Critics describe "Rock 'n' Roll" as a semi-autobiographical play. The main character Jan, a Czech academic in love with pop music, might be Stoppard if he had stayed in his native country.
"Upstage on this very wide set is a series of hanging frames holding pictures like Polaroids. The image develops in front of your eyes," Sissons said. "The effect is a sense that memory is unfolding."
Sissons worked with Point Park University's Jessi Sedon to mount the pictures and other projections that tell the audience the time and place of the next scene.
"Because the audience gets more information about where we are going next, we only need to change the space slightly," said Sissons.
"Rock 'n' Roll" is a Stoppard play, meaning the emphasis is on the words and the relationships, not the setting, she pointed out.

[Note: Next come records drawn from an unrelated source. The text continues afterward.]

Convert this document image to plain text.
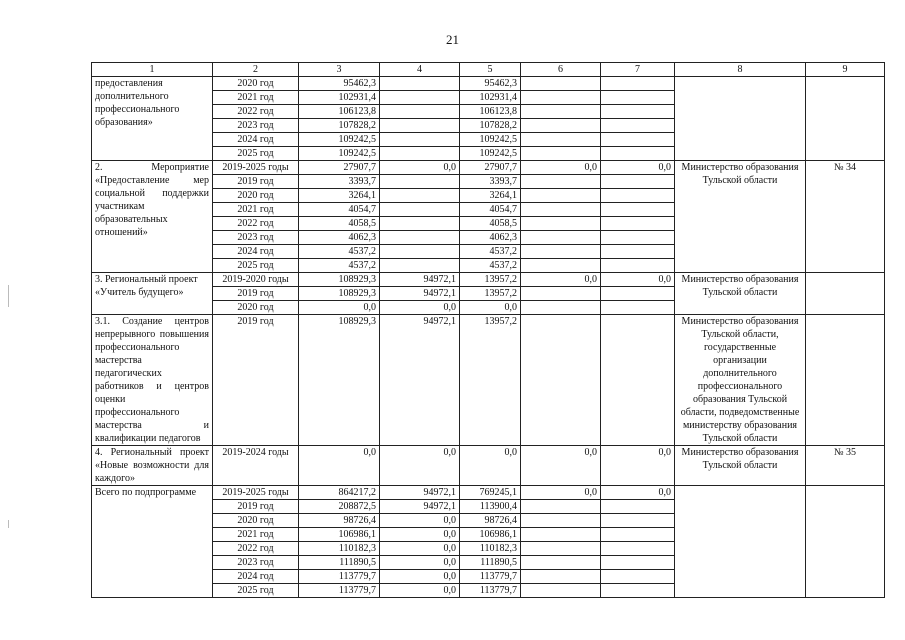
21
1	2	3	4	5	6	7	8	9
предоставления дополнительного профессионального образования»	2020 год	95462,3		95462,3				
	2021 год	102931,4		102931,4				
	2022 год	106123,8		106123,8				
	2023 год	107828,2		107828,2				
	2024 год	109242,5		109242,5				
	2025 год	109242,5		109242,5				
2. Мероприятие «Предоставление мер социальной поддержки участникам образовательных отношений»	2019-2025 годы	27907,7	0,0	27907,7	0,0	0,0	Министерство образования Тульской области	№ 34
	2019 год	3393,7		3393,7				
	2020 год	3264,1		3264,1				
	2021 год	4054,7		4054,7				
	2022 год	4058,5		4058,5				
	2023 год	4062,3		4062,3				
	2024 год	4537,2		4537,2				
	2025 год	4537,2		4537,2				
3. Региональный проект «Учитель будущего»	2019-2020 годы	108929,3	94972,1	13957,2	0,0	0,0	Министерство образования Тульской области	
	2019 год	108929,3	94972,1	13957,2				
	2020 год	0,0	0,0	0,0				
3.1. Создание центров непрерывного повышения профессионального мастерства педагогических работников и центров оценки профессионального мастерства и квалификации педагогов	2019 год	108929,3	94972,1	13957,2			Министерство образования Тульской области, государственные организации дополнительного профессионального образования Тульской области, подведомственные министерству образования Тульской области	
4. Региональный проект «Новые возможности для каждого»	2019-2024 годы	0,0	0,0	0,0	0,0	0,0	Министерство образования Тульской области	№ 35
Всего по подпрограмме	2019-2025 годы	864217,2	94972,1	769245,1	0,0	0,0		
	2019 год	208872,5	94972,1	113900,4				
	2020 год	98726,4	0,0	98726,4				
	2021 год	106986,1	0,0	106986,1				
	2022 год	110182,3	0,0	110182,3				
	2023 год	111890,5	0,0	111890,5				
	2024 год	113779,7	0,0	113779,7				
	2025 год	113779,7	0,0	113779,7				
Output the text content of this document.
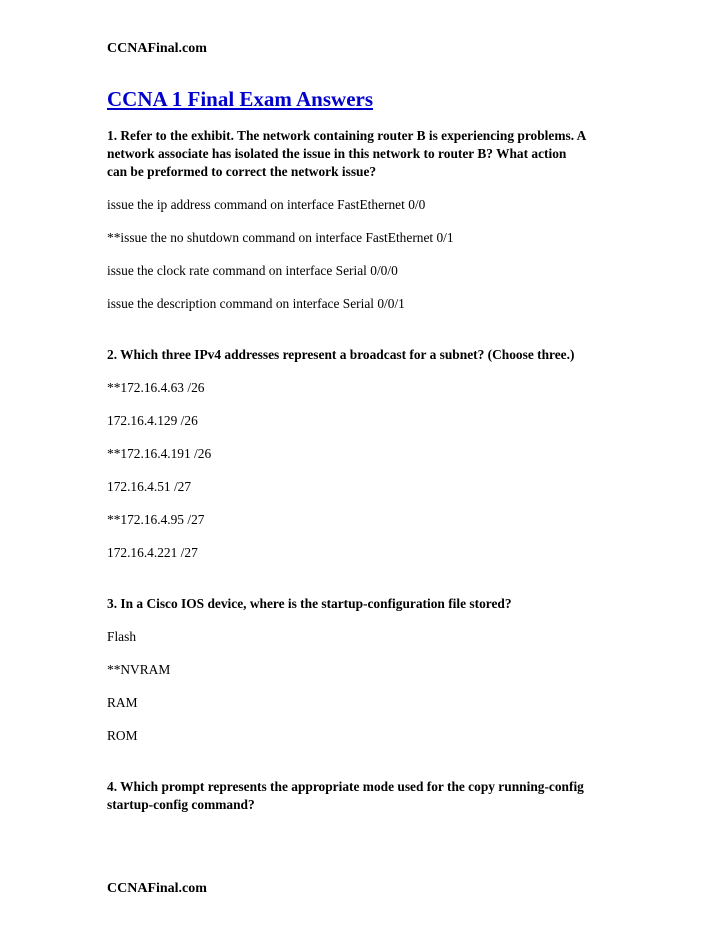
CCNAFinal.com
CCNA 1 Final Exam Answers

1. Refer to the exhibit. The network containing router B is experiencing problems. A
network associate has isolated the issue in this network to router B? What action
can be preformed to correct the network issue?

issue the ip address command on interface FastEthernet 0/0

**issue the no shutdown command on interface FastEthernet 0/1

issue the clock rate command on interface Serial 0/0/0

issue the description command on interface Serial 0/0/1

2. Which three IPv4 addresses represent a broadcast for a subnet? (Choose three.)

**172.16.4.63 /26

172.16.4.129 /26

**172.16.4.191 /26

172.16.4.51 /27

**172.16.4.95 /27

172.16.4.221 /27

3. In a Cisco IOS device, where is the startup-configuration file stored?

Flash

**NVRAM

RAM

ROM

4. Which prompt represents the appropriate mode used for the copy running-config
startup-config command?

CCNAFinal.com
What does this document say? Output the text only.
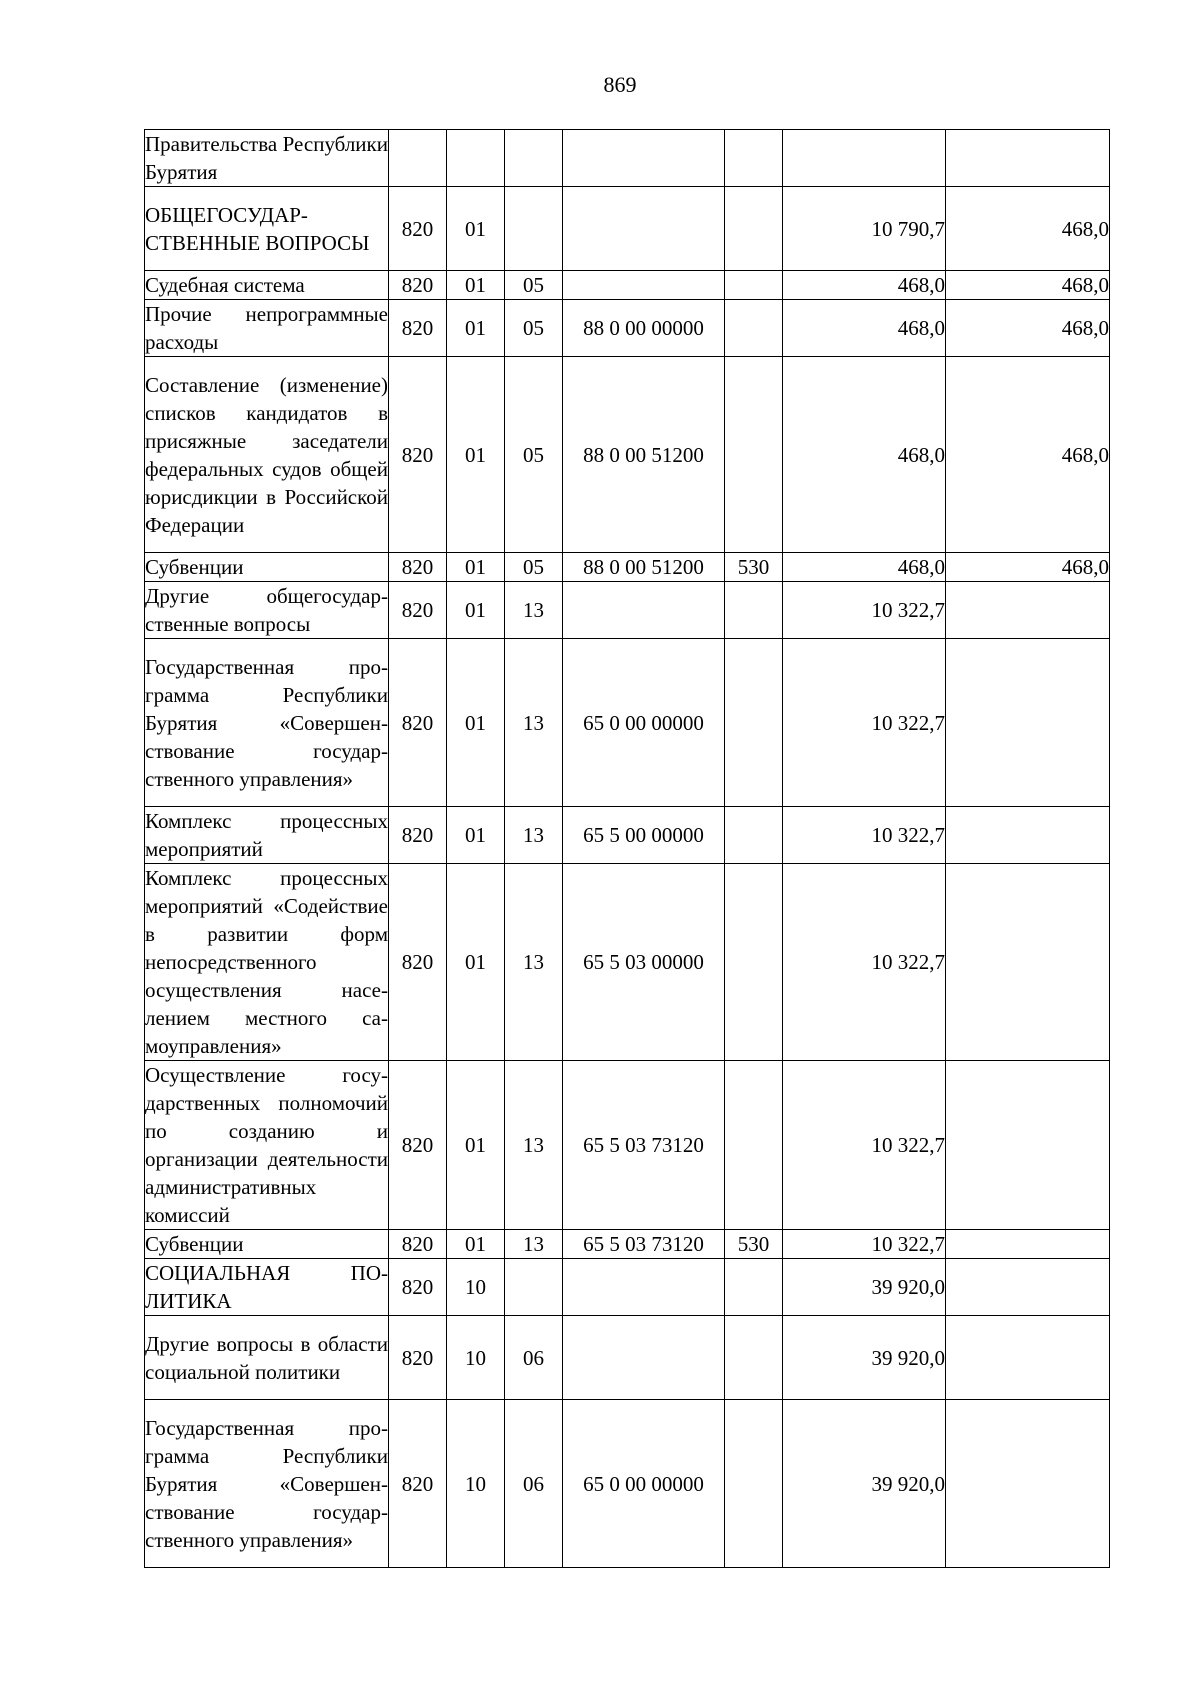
869
Правительства Республики Бурятия							
ОБЩЕГОСУДАРСТВЕННЫЕ ВОПРОСЫ	820	01				10 790,7	468,0
Судебная система	820	01	05			468,0	468,0
Прочие непрограммные расходы	820	01	05	88 0 00 00000		468,0	468,0
Составление (изменение) списков кандидатов в присяжные заседатели федеральных судов общей юрисдикции в Российской Федерации	820	01	05	88 0 00 51200		468,0	468,0
Субвенции	820	01	05	88 0 00 51200	530	468,0	468,0
Другие общегосударственные вопросы	820	01	13			10 322,7	
Государственная программа Республики Бурятия «Совершенствование государственного управления»	820	01	13	65 0 00 00000		10 322,7	
Комплекс процессных мероприятий	820	01	13	65 5 00 00000		10 322,7	
Комплекс процессных мероприятий «Содействие в развитии форм непосредственного осуществления населением местного самоуправления»	820	01	13	65 5 03 00000		10 322,7	
Осуществление государственных полномочий по созданию и организации деятельности административных комиссий	820	01	13	65 5 03 73120		10 322,7	
Субвенции	820	01	13	65 5 03 73120	530	10 322,7	
СОЦИАЛЬНАЯ ПОЛИТИКА	820	10				39 920,0	
Другие вопросы в области социальной политики	820	10	06			39 920,0	
Государственная программа Республики Бурятия «Совершенствование государственного управления»	820	10	06	65 0 00 00000		39 920,0	
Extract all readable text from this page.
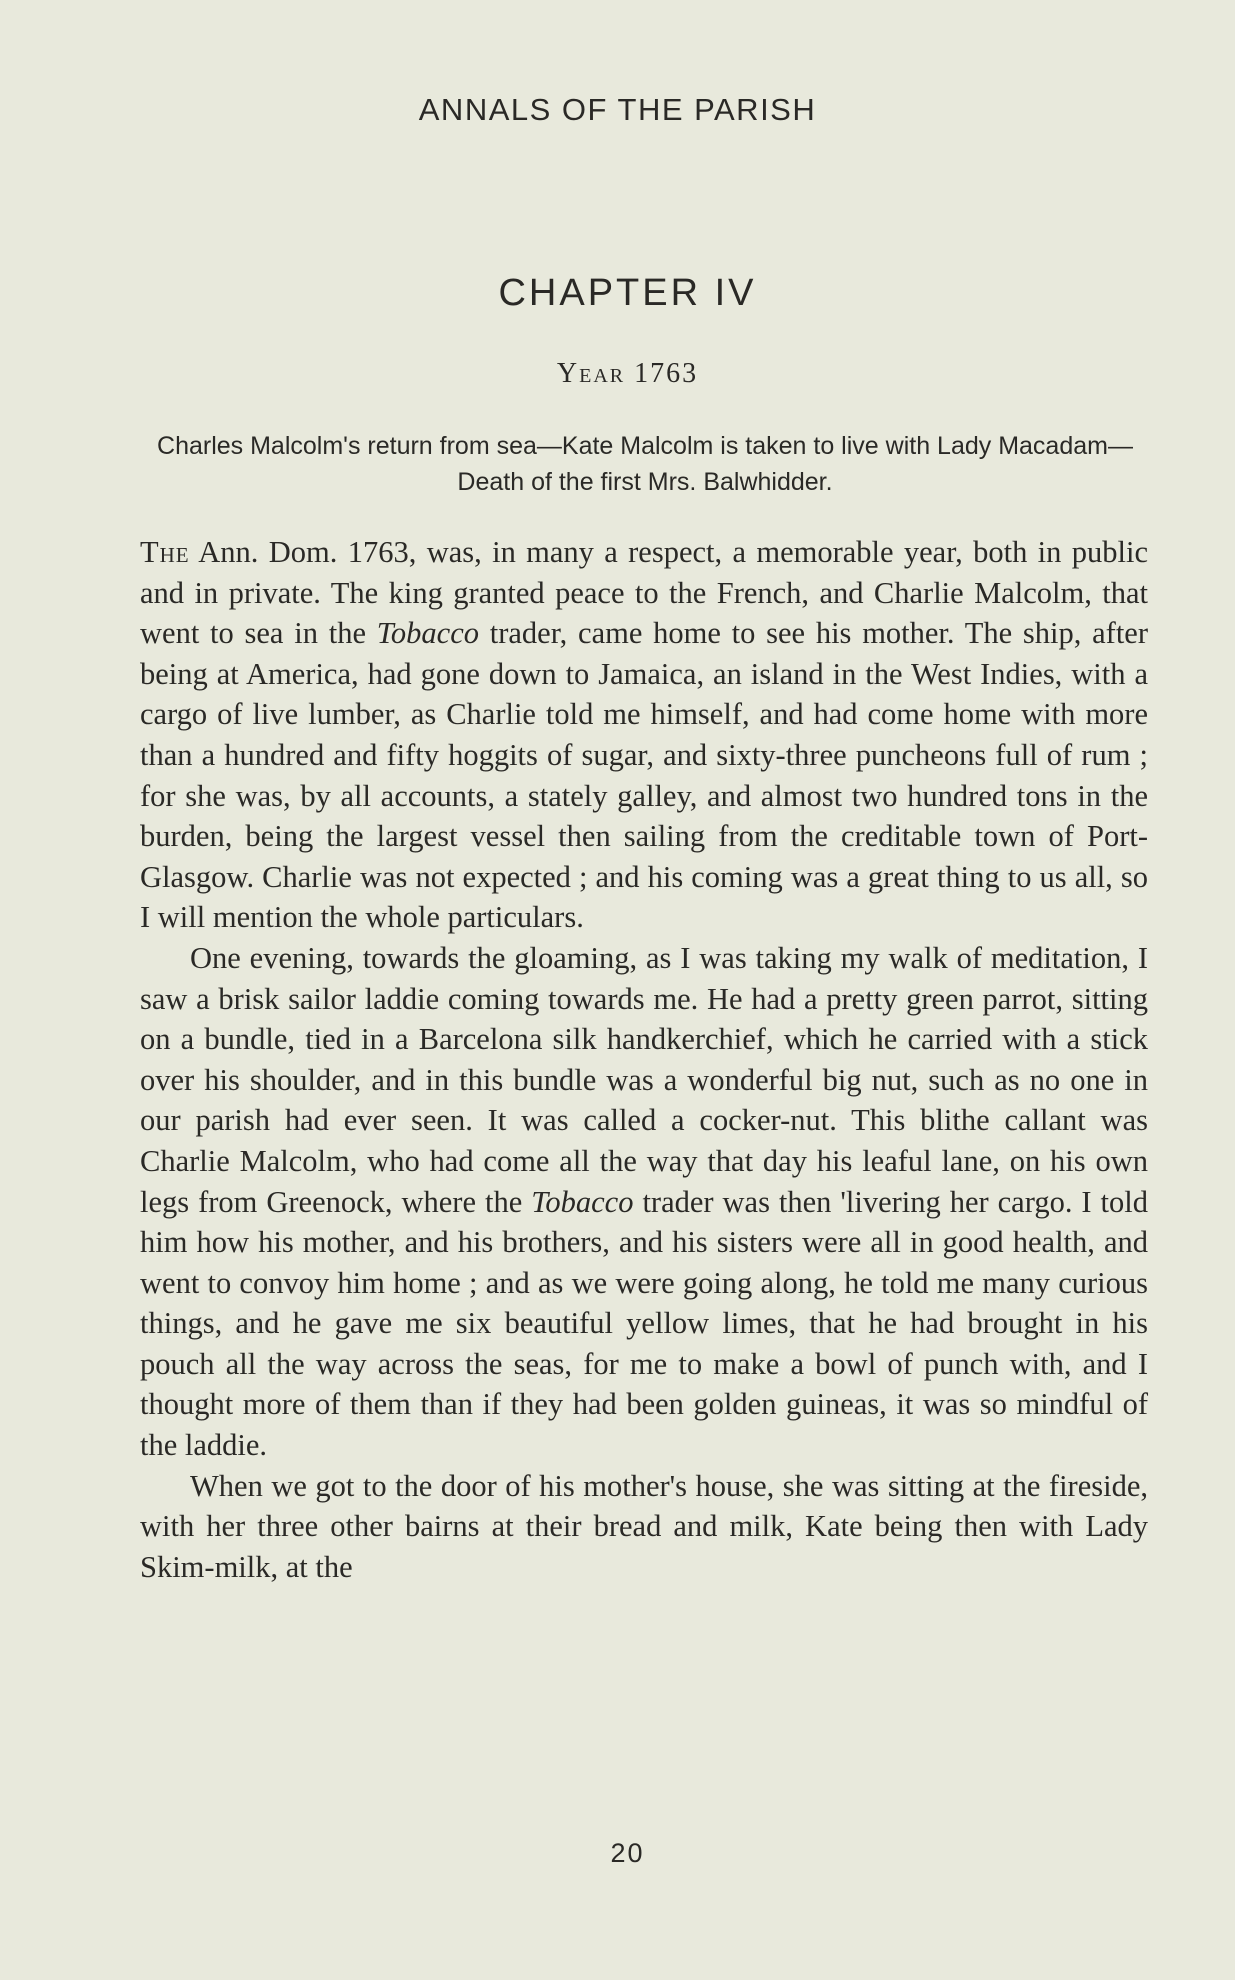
ANNALS OF THE PARISH
CHAPTER IV
Year 1763
Charles Malcolm's return from sea—Kate Malcolm is taken to live with Lady Macadam—Death of the first Mrs. Balwhidder.

The Ann. Dom. 1763, was, in many a respect, a memorable year, both in public and in private. The king granted peace to the French, and Charlie Malcolm, that went to sea in the Tobacco trader, came home to see his mother. The ship, after being at America, had gone down to Jamaica, an island in the West Indies, with a cargo of live lumber, as Charlie told me himself, and had come home with more than a hundred and fifty hoggits of sugar, and sixty-three puncheons full of rum ; for she was, by all accounts, a stately galley, and almost two hundred tons in the burden, being the largest vessel then sailing from the creditable town of Port-Glasgow. Charlie was not expected ; and his coming was a great thing to us all, so I will mention the whole particulars.

One evening, towards the gloaming, as I was taking my walk of meditation, I saw a brisk sailor laddie coming towards me. He had a pretty green parrot, sitting on a bundle, tied in a Barcelona silk handkerchief, which he carried with a stick over his shoulder, and in this bundle was a wonderful big nut, such as no one in our parish had ever seen. It was called a cocker-nut. This blithe callant was Charlie Malcolm, who had come all the way that day his leaful lane, on his own legs from Greenock, where the Tobacco trader was then 'livering her cargo. I told him how his mother, and his brothers, and his sisters were all in good health, and went to convoy him home ; and as we were going along, he told me many curious things, and he gave me six beautiful yellow limes, that he had brought in his pouch all the way across the seas, for me to make a bowl of punch with, and I thought more of them than if they had been golden guineas, it was so mindful of the laddie.

When we got to the door of his mother's house, she was sitting at the fireside, with her three other bairns at their bread and milk, Kate being then with Lady Skim-milk, at the

20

"It really comes down to making the most spare of choices, suggesting them in very minimal fashion," Sissons said. "When the actor stands in very minimal space, that highlights the words."
Sissons, who teaches in the theater department at Carnegie Mellon University, is a veteran of stage design in theaters from New York to Los Angeles as well as Pittsburgh. Earlier this year, she created the vividly decrepit set for City Theatre's "The Seafarer."
She said she's never seen "Rock 'n' Roll," however, despite its popularity from Broadway to regional theaters.
"When I'm working, I keep my mind as free as possible and don't go searching around," she said. "I've seen a lot of Stoppard's plays and I think he's an incredible genius, a writer of rich, dense material."
In mounting "Rock 'n' Roll," Sissons pledges to allow her design to give that rich dense material all the room it needs to be heard.
Directed by PICT artistic director Andrew Paul, "Rock 'n' Roll" features Sam Tsoutsouvas, Helena Ruoti, Sam Redford and Anwen Darch.